Scotiabank has reached an agreement to acquire Banco Dominicano del Progreso, a bank with operations in the Dominican Republic.

Scotiabank’s common equity tier one capital ratio will be impacted by approximately 10 basis points. The transaction is not financially material to Scotiabank.

This move reinforces the Bank’s commitment to gain greater scale in economically stable markets with strong growth prospects and should help boost profitability even further over the long term.

Once the transaction closes, Scotiabank will be the Dominican Republic’s fourth largest full-service bank as measured by assets, and fourth-largest loans provider, with 10% of the market.
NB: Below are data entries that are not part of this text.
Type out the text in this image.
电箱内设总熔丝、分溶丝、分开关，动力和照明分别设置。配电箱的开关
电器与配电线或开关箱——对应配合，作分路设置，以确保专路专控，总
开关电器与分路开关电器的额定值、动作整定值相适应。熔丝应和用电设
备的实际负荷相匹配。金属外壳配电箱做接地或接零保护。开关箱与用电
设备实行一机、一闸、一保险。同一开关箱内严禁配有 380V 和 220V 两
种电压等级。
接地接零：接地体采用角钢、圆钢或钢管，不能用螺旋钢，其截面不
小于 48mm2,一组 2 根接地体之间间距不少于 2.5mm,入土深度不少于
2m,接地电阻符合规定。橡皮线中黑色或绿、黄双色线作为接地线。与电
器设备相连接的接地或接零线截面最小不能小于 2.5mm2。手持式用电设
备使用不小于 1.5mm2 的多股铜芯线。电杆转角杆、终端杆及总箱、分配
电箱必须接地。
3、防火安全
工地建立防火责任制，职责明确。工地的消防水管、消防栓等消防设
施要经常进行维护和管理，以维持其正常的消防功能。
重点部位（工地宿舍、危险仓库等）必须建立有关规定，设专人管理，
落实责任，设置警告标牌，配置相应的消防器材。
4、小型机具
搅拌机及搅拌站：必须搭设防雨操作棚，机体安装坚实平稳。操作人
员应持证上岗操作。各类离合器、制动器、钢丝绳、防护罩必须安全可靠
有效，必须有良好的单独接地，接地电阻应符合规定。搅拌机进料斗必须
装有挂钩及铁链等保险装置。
Overall, its customer base will double in size from approximately 250,000 to 500,000.

The Dominican Republic, with a population of over 10 million people, has had the fastest growing economy in Latin America for the last several years and is a priority market for Scotiabank in the Caribbean region.

Currently, Banco Dominicano del Progreso’s operations in the country include 57 branches, 188 ABMs and 367 banking sub-agents that serve more than 250,000 retail and commercial customers.

Until regulatory approval is obtained and the transaction closes, all operations, branches and products will continue to operate as usual. Scotiabank and Banco Dominicano del Progreso will work together to ensure “a smooth transition” for both employees and customers.